My Two Cents: Why So Serious?

I wish that people, be they directors or anyone else, would just stop talking about how serious or realistic their comic book-based movies are.  It’s not only tiring, but it makes no sense at all.  For instance, over at Collider there’s an interview with Zach Snyder, the director of the upcoming “Man of Steel,” and he’s telling us about how serious his Superman will be.

Now, keep in mind that Superman, as he’s often portrayed in comics, is a few steps below whichever deity you chose to worship.  He’s literally that powerful, which makes me wonder if ‘serious’ is perhaps the wrong way to approach the property.

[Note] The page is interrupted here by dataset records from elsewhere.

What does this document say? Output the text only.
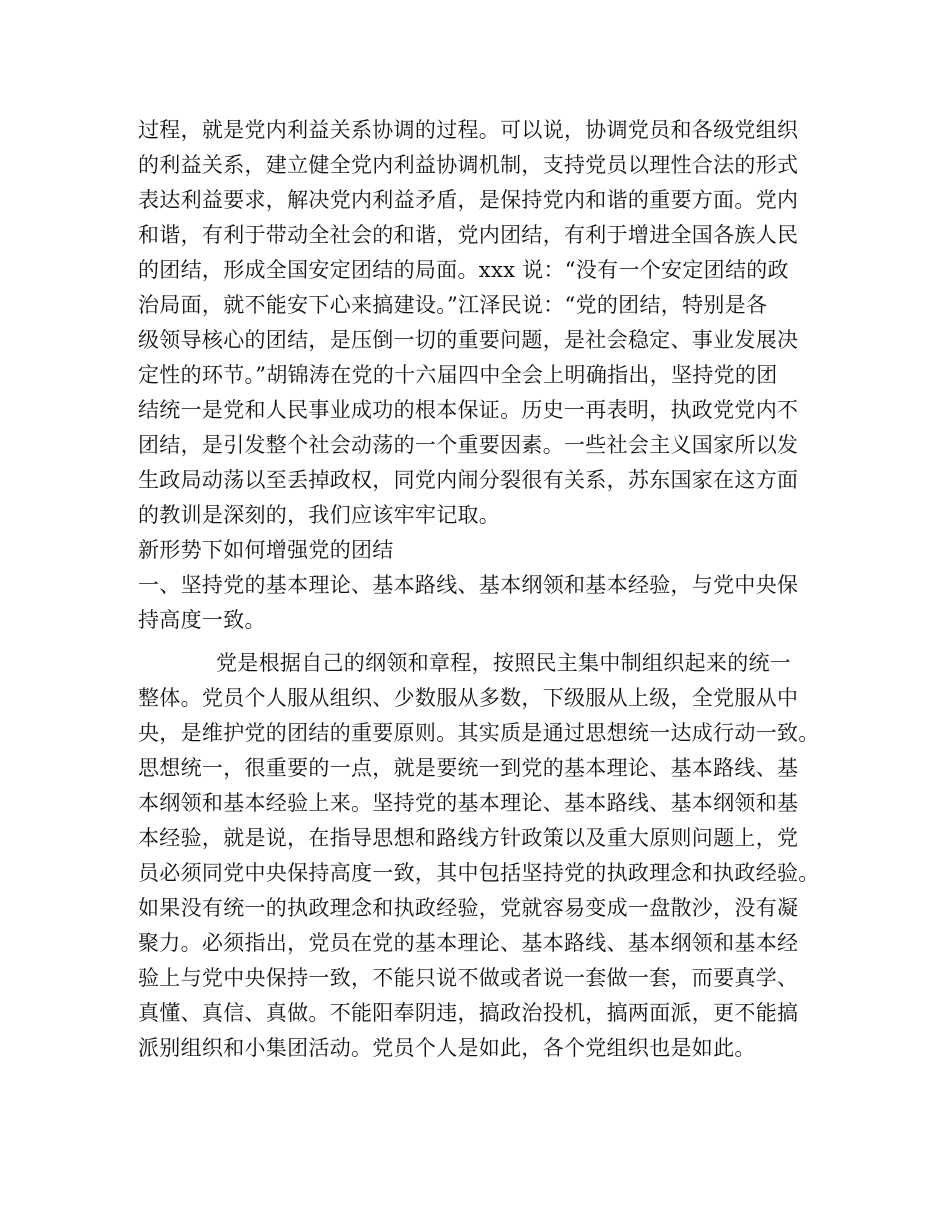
过程，就是党内利益关系协调的过程。可以说，协调党员和各级党组织
的利益关系，建立健全党内利益协调机制，支持党员以理性合法的形式
表达利益要求，解决党内利益矛盾，是保持党内和谐的重要方面。党内
和谐，有利于带动全社会的和谐，党内团结，有利于增进全国各族人民
的团结，形成全国安定团结的局面。xxx 说：“没有一个安定团结的政
治局面，就不能安下心来搞建设。”江泽民说：“党的团结，特别是各
级领导核心的团结，是压倒一切的重要问题，是社会稳定、事业发展决
定性的环节。”胡锦涛在党的十六届四中全会上明确指出，坚持党的团
结统一是党和人民事业成功的根本保证。历史一再表明，执政党党内不
团结，是引发整个社会动荡的一个重要因素。一些社会主义国家所以发
生政局动荡以至丢掉政权，同党内闹分裂很有关系，苏东国家在这方面
的教训是深刻的，我们应该牢牢记取。
新形势下如何增强党的团结
一、坚持党的基本理论、基本路线、基本纲领和基本经验，与党中央保
持高度一致。
党是根据自己的纲领和章程，按照民主集中制组织起来的统一
整体。党员个人服从组织、少数服从多数，下级服从上级，全党服从中
央，是维护党的团结的重要原则。其实质是通过思想统一达成行动一致。
思想统一，很重要的一点，就是要统一到党的基本理论、基本路线、基
本纲领和基本经验上来。坚持党的基本理论、基本路线、基本纲领和基
本经验，就是说，在指导思想和路线方针政策以及重大原则问题上，党
员必须同党中央保持高度一致，其中包括坚持党的执政理念和执政经验。
如果没有统一的执政理念和执政经验，党就容易变成一盘散沙，没有凝
聚力。必须指出，党员在党的基本理论、基本路线、基本纲领和基本经
验上与党中央保持一致，不能只说不做或者说一套做一套，而要真学、
真懂、真信、真做。不能阳奉阴违，搞政治投机，搞两面派，更不能搞
派别组织和小集团活动。党员个人是如此，各个党组织也是如此。
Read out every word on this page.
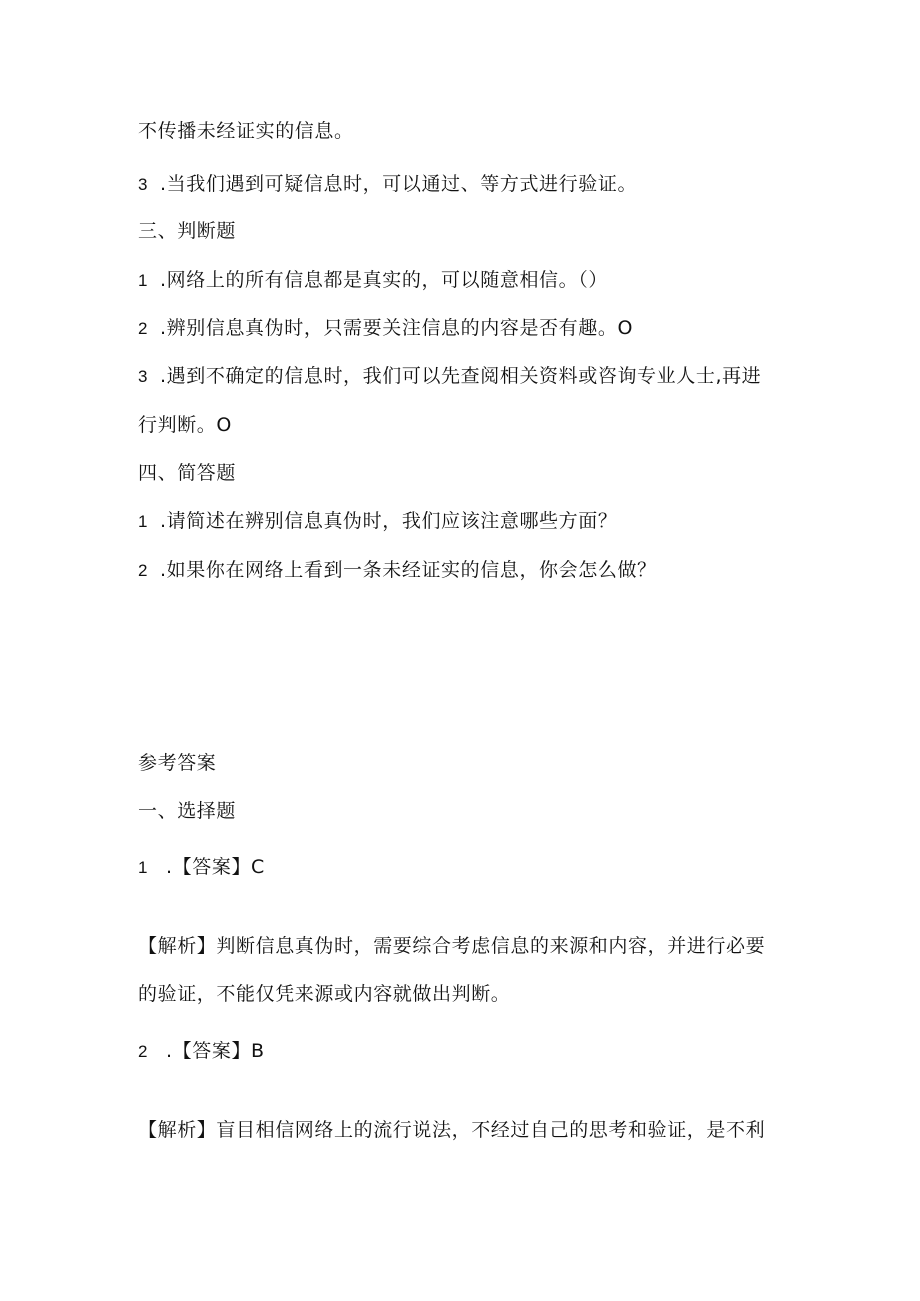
不传播未经证实的信息。
3 .当我们遇到可疑信息时，可以通过、等方式进行验证。
三、判断题
1 .网络上的所有信息都是真实的，可以随意相信。（）
2 .辨别信息真伪时，只需要关注信息的内容是否有趣。O
3 .遇到不确定的信息时，我们可以先查阅相关资料或咨询专业人士,再进
行判断。O
四、简答题
1 .请简述在辨别信息真伪时，我们应该注意哪些方面？
2 .如果你在网络上看到一条未经证实的信息，你会怎么做？
参考答案
一、选择题
1 .【答案】C
【解析】判断信息真伪时，需要综合考虑信息的来源和内容，并进行必要
的验证，不能仅凭来源或内容就做出判断。
2 .【答案】B
【解析】盲目相信网络上的流行说法，不经过自己的思考和验证，是不利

What’s propelling this movement toward ‘seriousness’ are two things:  The first is the underperformance of “Green Lantern,” and the second is the remarkable success of Christopher Nolan’s Dark Knight Trilogy.

It’s as if someone has worked out a formula, with mathematical precision, detailing what it takes for a movie to be successful.  The problem with this type of thinking is that no such formula exists, and, like Marvel, DC Comics has many stories to tell; not all of them being dark and serious.  “Green Lantern” should have worked.  The reason that it didn’t had more to do with a mediocre story, and an over reliance on CGI (did Green Lantern really have to have a computer-generated costume?  I imagine that the money could have perhaps been better spent elsewhere).

There was another film that came out around the same time as “The Dark Knight Rises,” called “The Avengers,” that not only embraced its comic book roots, but did it in such a fashion that acknowledged that a great movie has to bring not only the serous moments, but the humorous and light ones as well.

Hopefully, “Man of Steel” will not pay the price for DC Comics/Warner Bros. learning the lesson.